Van der Waals heterostructures offer a powerful platform for creating two-dimensional materials with tailored, hybrid functionalities. The 2D-CHARM project aims to realize large-area, single-crystalline 2D ferroelectric/hexagonal boron nitride heterostructures using molecular beam epitaxy. By combining scalable growth with advanced, atomic-scale characterization, the project seeks to establish a fundamental understanding of structure–property relationships and to pave the way for future applications such as ultracompact non-volatile memories and artificial multiferroic devices.

This project focuses on developing new oxide interfaces to study two-dimensional electron and hole gases with improved spin–orbit coupling properties. It investigates (i) BaSnO₃-based 2DEGs with high room-temperature mobility and (ii) SrTiO₃- and KTaO₃-based 2DHGs. Their spin and orbital characteristics will be modeled theoretically, and samples will be grown using oxide MBE. Magnetotransport measurements will determine mobility, carrier density, and Rashba SOC strength. The project will use three-terminal devices to tune carrier density and explore superconductivity, fabricate spin-transport structures to measure spin-charge conversion, and combine electron and hole transport in a single device to demonstrate logic operation based on 2D electron and hole gases.

This project aims to establish novel rare-earth transition-metal (TM) nitrides and mixed TM/group-IIIa nitrides as a promising class of high-temperature thermoelectric materials for integrated nitride-device technologies.

This project develops integrated nanoscale acoustic nanoelectromechanical systems (acousto-NEMS) built on monolithic transition metal-doped nitride thin films for next-generation multifunctional technologies. By synthesizing novel (Al,TM)N compounds such as (Al,Hf)N and (Al,Zr)N on Si and SiC substrates and elucidating their composition–structure–property relationships, the team aims to realize efficient GHz surface acoustic wave (SAW) generation. Advanced fabrication and characterization of acousto-NEMS will explore mechanical resonances at millikelvin temperatures for quantum-link applications and robust pressure sensing above 500 °C. The project establishes a foundation for novel multifunctional materials, phononic platforms, and sensor prototypes.

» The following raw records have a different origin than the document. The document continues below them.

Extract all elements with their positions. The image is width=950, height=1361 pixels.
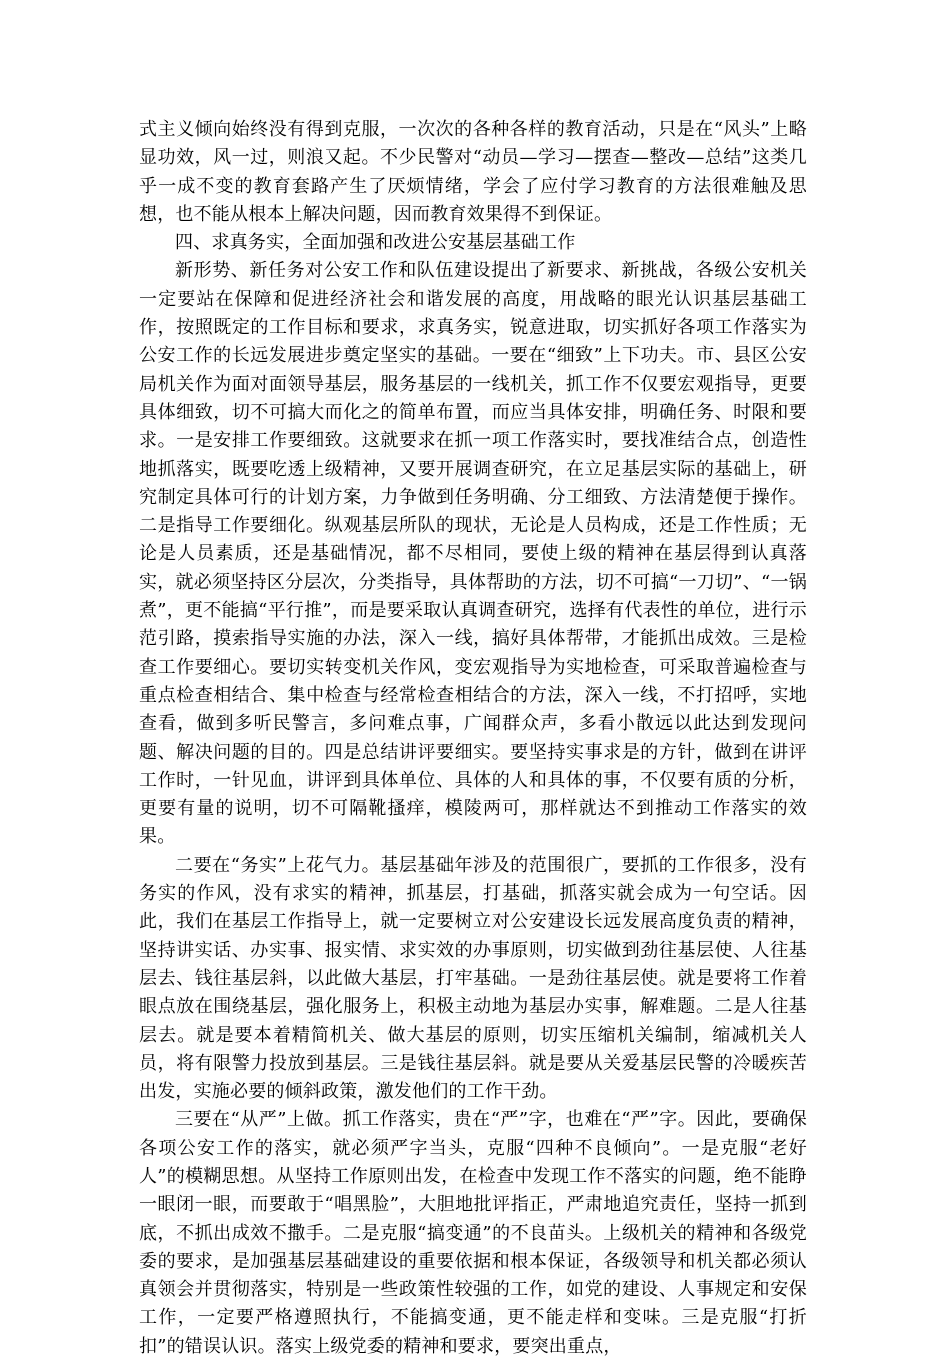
paragraph-continuation: 式主义倾向始终没有得到克服，一次次的各种各样的教育活动，只是在“风头”上略显功效，风一过，则浪又起。不少民警对“动员—学习—摆查—整改—总结”这类几乎一成不变的教育套路产生了厌烦情绪，学会了应付学习教育的方法很难触及思想，也不能从根本上解决问题，因而教育效果得不到保证。 [139, 119, 807, 225]
paragraph-second-point: 二要在“务实”上花气力。基层基础年涉及的范围很广，要抓的工作很多，没有务实的作风，没有求实的精神，抓基层，打基础，抓落实就会成为一句空话。因此，我们在基层工作指导上，就一定要树立对公安建设长远发展高度负责的精神，坚持讲实话、办实事、报实情、求实效的办事原则，切实做到劲往基层使、人往基层去、钱往基层斜，以此做大基层，打牢基础。一是劲往基层使。就是要将工作着眼点放在围绕基层，强化服务上，积极主动地为基层办实事，解难题。二是人往基层去。就是要本着精简机关、做大基层的原则，切实压缩机关编制，缩减机关人员，将有限警力投放到基层。三是钱往基层斜。就是要从关爱基层民警的冷暖疾苦出发，实施必要的倾斜政策，激发他们的工作干劲。 [139, 854, 807, 1103]
paragraph-third-point: 三要在“从严”上做。抓工作落实，贵在“严”字，也难在“严”字。因此，要确保各项公安工作的落实，就必须严字当头，克服“四种不良倾向”。一是克服“老好人”的模糊思想。从坚持工作原则出发，在检查中发现工作不落实的问题，绝不能睁一眼闭一眼，而要敢于“唱黑脸”，大胆地批评指正，严肃地追究责任，坚持一抓到底，不抓出成效不撒手。二是克服“搞变通”的不良苗头。上级机关的精神和各级党委的要求，是加强基层基础建设的重要依据和根本保证，各级领导和机关都必须认真领会并贯彻落实，特别是一些政策性较强的工作，如党的建设、人事规定和安保工作，一定要严格遵照执行，不能搞变通，更不能走样和变味。三是克服“打折扣”的错误认识。落实上级党委的精神和要求，要突出重点， [139, 1109, 807, 1357]
document-body [139, 116, 807, 1361]
section-heading: 四、求真务实，全面加强和改进公安基层基础工作 [175, 232, 576, 254]
paragraph-intro: 新形势、新任务对公安工作和队伍建设提出了新要求、新挑战，各级公安机关一定要站在保障和促进经济社会和谐发展的高度，用战略的眼光认识基层基础工作，按照既定的工作目标和要求，求真务实，锐意进取，切实抓好各项工作落实为公安工作的长远发展进步奠定坚实的基础。一要在“细致”上下功夫。市、县区公安局机关作为面对面领导基层，服务基层的一线机关，抓工作不仅要宏观指导，更要具体细致，切不可搞大而化之的简单布置，而应当具体安排，明确任务、时限和要求。一是安排工作要细致。这就要求在抓一项工作落实时，要找准结合点，创造性地抓落实，既要吃透上级精神，又要开展调查研究，在立足基层实际的基础上，研究制定具体可行的计划方案，力争做到任务明确、分工细致、方法清楚便于操作。二是指导工作要细化。纵观基层所队的现状，无论是人员构成，还是工作性质；无论是人员素质，还是基础情况，都不尽相同，要使上级的精神在基层得到认真落实，就必须坚持区分层次，分类指导，具体帮助的方法，切不可搞“一刀切”、“一锅煮”，更不能搞“平行推”，而是要采取认真调查研究，选择有代表性的单位，进行示范引路，摸索指导实施的办法，深入一线，搞好具体帮带，才能抓出成效。三是检查工作要细心。要切实转变机关作风，变宏观指导为实地检查，可采取普遍检查与重点检查相结合、集中检查与经常检查相结合的方法，深入一线，不打招呼，实地查看，做到多听民警言，多问难点事，广闻群众声，多看小散远以此达到发现问题、解决问题的目的。四是总结讲评要细实。要坚持实事求是的方针，做到在讲评工作时，一针见血，讲评到具体单位、具体的人和具体的事，不仅要有质的分析，更要有量的说明，切不可隔靴搔痒，模陵两可，那样就达不到推动工作落实的效果。 [139, 260, 807, 848]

This project explores integrating ultra-wide band gap oxides (GeO₂, SrSnO₃) with silicon using nanomembrane transfer and metamorphic buffer layers. It aims to demonstrate doping strategies and device functionality, enabling applications in power electronics, environmental monitoring, and UV optoelectronics. The research addresses key material challenges, advancing semiconductor technology for energy, automotive, and sensor applications.

This project explores the use of silicon vacancy (VSi) centers in SiC for on-chip quantum memories and sensors, controlled by high-frequency surface acoustic waves (SAWs). By integrating powerful piezoelectric films on SiC, the team aims to enable efficient SAW excitation and coherent spin manipulation. Part of the HINA Doctoral Network, this research advances photonic and acoustic technology, targeting industrial applications with cutting-edge performance.